SALT LAKE CITY (AP) — Sen. Mike Lee faces his first test of 2022 in Utah's Republican primary on Tuesday, where he's being challenged by two well-funded opponents in a race that should offer insight into whether loyalty to former President Donald Trump remains a litmus test for Republican voters.
Former state lawmaker Becky Edwards and businesswoman Ally Isom — neither of whom voted for Trump — have spent months on the campaign trail framing Lee as a divisive politician who cares less about governing than he does television appearances and his allegiance to Trump.
After the leak of post-election text messages Lee sent to then-White House chief of staff Mark Meadows, both challengers have argued he's out-of-sync with political culture that residents here call “Utah way."

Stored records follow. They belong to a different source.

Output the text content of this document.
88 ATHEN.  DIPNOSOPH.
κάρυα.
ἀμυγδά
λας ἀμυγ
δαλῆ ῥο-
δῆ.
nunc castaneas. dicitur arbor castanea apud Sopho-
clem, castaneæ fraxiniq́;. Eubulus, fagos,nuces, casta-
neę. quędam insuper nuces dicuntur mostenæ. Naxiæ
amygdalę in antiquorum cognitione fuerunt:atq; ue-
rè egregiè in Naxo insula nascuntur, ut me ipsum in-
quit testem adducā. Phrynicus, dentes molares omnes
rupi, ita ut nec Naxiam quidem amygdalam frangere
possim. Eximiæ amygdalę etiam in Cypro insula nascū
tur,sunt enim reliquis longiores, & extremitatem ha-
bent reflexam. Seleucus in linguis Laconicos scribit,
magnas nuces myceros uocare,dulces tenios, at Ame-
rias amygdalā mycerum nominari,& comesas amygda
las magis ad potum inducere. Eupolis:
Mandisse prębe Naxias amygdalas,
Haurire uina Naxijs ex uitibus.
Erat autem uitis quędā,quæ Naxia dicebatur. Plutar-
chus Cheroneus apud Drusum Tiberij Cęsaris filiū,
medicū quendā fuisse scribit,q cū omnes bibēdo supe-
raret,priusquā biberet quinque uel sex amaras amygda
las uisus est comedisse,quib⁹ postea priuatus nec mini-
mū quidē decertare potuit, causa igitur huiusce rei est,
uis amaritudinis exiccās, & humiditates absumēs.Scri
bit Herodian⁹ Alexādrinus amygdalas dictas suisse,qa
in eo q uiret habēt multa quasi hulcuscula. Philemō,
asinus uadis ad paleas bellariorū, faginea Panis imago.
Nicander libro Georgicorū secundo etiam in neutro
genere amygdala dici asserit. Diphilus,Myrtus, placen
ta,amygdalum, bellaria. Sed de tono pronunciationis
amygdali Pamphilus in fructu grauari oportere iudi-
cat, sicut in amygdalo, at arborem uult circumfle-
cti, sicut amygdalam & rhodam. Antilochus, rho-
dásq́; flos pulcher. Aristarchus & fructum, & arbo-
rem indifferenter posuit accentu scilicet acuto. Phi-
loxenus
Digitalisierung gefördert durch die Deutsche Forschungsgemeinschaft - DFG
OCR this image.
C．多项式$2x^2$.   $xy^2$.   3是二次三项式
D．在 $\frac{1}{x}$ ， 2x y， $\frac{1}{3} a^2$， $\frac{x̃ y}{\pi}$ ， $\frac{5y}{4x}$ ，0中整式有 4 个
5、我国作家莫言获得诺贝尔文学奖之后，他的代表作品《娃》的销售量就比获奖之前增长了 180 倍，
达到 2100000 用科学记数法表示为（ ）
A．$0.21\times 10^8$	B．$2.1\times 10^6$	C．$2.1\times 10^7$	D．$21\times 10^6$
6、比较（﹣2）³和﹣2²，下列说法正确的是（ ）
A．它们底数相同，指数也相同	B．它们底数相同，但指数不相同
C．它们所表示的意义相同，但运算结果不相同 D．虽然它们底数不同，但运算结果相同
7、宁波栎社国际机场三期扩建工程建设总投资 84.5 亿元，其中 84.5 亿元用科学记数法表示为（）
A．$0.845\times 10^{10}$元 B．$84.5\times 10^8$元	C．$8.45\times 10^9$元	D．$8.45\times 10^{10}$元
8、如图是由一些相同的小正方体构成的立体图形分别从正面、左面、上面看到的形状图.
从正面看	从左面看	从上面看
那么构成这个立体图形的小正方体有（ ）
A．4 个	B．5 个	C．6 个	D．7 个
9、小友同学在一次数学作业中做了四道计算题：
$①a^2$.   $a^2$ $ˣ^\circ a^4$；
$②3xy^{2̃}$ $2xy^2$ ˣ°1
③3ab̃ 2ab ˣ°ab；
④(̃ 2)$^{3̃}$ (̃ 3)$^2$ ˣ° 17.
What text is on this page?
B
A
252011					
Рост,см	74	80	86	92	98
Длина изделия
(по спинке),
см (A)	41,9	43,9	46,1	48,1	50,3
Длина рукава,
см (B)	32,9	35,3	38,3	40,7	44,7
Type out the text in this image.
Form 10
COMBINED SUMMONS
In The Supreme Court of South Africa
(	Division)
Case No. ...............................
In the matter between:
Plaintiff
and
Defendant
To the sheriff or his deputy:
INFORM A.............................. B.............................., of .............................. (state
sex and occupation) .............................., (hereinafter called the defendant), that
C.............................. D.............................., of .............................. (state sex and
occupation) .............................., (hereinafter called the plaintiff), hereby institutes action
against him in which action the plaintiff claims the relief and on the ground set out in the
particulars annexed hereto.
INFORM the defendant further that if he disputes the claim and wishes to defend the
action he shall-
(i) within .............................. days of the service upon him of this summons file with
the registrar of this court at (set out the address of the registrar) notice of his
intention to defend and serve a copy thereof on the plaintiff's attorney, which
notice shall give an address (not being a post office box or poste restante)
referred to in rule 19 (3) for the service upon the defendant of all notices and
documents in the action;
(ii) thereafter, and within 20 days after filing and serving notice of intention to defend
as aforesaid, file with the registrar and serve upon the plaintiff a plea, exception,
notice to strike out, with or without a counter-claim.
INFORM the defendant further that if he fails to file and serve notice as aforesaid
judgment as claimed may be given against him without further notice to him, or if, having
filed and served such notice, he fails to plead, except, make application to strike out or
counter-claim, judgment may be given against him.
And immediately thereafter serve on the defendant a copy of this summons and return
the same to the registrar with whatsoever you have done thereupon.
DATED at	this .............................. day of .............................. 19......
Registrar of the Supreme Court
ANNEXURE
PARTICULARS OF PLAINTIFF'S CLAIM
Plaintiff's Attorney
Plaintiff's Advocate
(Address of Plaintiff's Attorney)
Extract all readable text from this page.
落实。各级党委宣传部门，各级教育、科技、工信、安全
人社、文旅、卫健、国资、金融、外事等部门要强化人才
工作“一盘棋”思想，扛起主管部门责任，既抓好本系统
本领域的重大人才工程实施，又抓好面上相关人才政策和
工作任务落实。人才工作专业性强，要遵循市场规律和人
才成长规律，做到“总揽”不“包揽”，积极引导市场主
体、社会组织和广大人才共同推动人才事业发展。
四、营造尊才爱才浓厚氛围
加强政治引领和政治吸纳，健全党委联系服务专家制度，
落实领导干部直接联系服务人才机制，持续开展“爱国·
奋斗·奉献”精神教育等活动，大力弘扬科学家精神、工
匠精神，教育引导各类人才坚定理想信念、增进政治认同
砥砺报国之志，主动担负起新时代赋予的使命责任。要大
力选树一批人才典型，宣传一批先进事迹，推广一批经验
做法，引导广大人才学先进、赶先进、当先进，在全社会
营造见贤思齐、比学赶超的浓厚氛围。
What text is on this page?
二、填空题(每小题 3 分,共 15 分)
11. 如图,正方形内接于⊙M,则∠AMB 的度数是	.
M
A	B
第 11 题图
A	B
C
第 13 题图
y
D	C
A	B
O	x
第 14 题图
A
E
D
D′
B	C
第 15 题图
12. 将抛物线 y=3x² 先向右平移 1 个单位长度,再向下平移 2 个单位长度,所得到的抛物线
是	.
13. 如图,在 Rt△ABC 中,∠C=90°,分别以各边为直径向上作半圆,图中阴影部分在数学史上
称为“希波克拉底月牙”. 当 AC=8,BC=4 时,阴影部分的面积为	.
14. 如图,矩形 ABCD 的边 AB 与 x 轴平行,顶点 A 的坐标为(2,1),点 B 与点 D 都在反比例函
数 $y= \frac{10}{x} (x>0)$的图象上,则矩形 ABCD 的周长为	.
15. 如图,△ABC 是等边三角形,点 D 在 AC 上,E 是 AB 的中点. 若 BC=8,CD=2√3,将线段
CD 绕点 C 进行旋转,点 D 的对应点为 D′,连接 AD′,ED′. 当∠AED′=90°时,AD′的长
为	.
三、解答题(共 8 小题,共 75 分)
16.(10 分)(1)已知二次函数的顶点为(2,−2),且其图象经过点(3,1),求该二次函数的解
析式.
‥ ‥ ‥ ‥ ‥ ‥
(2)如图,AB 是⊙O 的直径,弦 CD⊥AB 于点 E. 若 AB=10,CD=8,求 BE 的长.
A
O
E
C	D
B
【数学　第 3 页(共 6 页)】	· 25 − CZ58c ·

The messages showed Lee discussing tactics to challenge the 2020 election result. The attorney-turned-senator first encouraged Trump advisers to embrace conspiracy theorist attorney Sidney Powell and later referenced his discussions with lawmakers in battleground states about appointing competing slates of electors to act contrary to the results.
Lee has responded to the texts by saying that he only encouraged Trump's team explore available legal remedies and noting that he ultimately voted to certify the results on Jan. 6, 2021.
Isom has positioned herself as a conservative alternative to Lee, saying she agrees with his positions on most issues, yet disapproves of his uncompromising approach to governance.
Edwards similarly disapproves of Lee's approach but has also staked out more moderate positions on key issues; she’s rebuked Trump for continuing to spread disproven claims of election fraud two years after the 2020 election and said she disagrees with the U.S. Supreme Court’s decision to revisit Roe v. Wade and abortion rights.
Lee has mostly remained above the fray and not responded to the intraparty attacks. He's instead highlighted his steadfast support for conservative principles and focusing on tried-and-true rhetoric about the U.S. Constitution and criticisms of federal overreach.
The heated primary is a marked difference from Lee's first reelection campaign in 2016. That year, no primary challengers came forward to challenge him in arch-conservative Utah, after the one-time tea party insurgent successfully consolidated support from both grassroots conservatives and establishment Republicans.
Despite efforts from his opponents, Lee won 71% of the delegate vote at the state GOP’s April convention and remains overwhelmingly popular among party activists. But criticism may be growing among both Republican insiders and the party’s overall electorate. Many have publicly taken issue with his willingness to shut down the federal government and be the Senate’s lone “no vote” on proposed policies. For others, frustration reached a fever pitch after the leak of text messages between him and Trump’s chief of staff Mark Meadows showed his early involvements in efforts to overturn the 2020 election.
Lee has given few interviews on the text messages and both Isom and Edwards have said his explanations — and ultimate decision to vote to certify the results — have been insufficient.
“He told us his role was limited. He stood on the floor of the Senate to certify the vote and acted like nothing had happened. That’s deception,” Isom told reporters after a debate this month.
Utah is reliably conservative and has voted for Republicans in every presidential election since 1964, but the fact that Lee faces a tougher battle than some other red state incumbents reflects how the state remains reluctant to embrace Trump-style conservative politics.
Lawmakers here have historically prided themselves for being consensus-minded and in 2016, then-candidate Trump received only 46% of the vote — a meager plurality thanks to the 22% of the electorate who instead backed Evan McMullin, a former Republican CIA operative running as an independent.
The race should test the extent to which criticisms of divisiveness and the increasingly polarized state of politics resonate in the state’s religion-infused political culture.
Two years ago, Lee shocked many members of the Church of Jesus Christ of Latter-day Saints when, at a rally, he compared Trump to a key figure in the Book of Mormon. Members of the faith make up a majority of Utah's population and many were offended to hear a U.S. senator politicize parts of their sacred texts.
Though as the incumbent, Lee is the presumptive favorite in the primary, more significant challenges could lie ahead. The winner of the primary will in November take on McMullin, the former presidential candidate running as an independent. Utah's Democratic Party in April chose to back him instead of putting forth a candidate from their own party, hoping that consolidating support from Democrats, independents and disillusioned Republicans could help unseat Lee.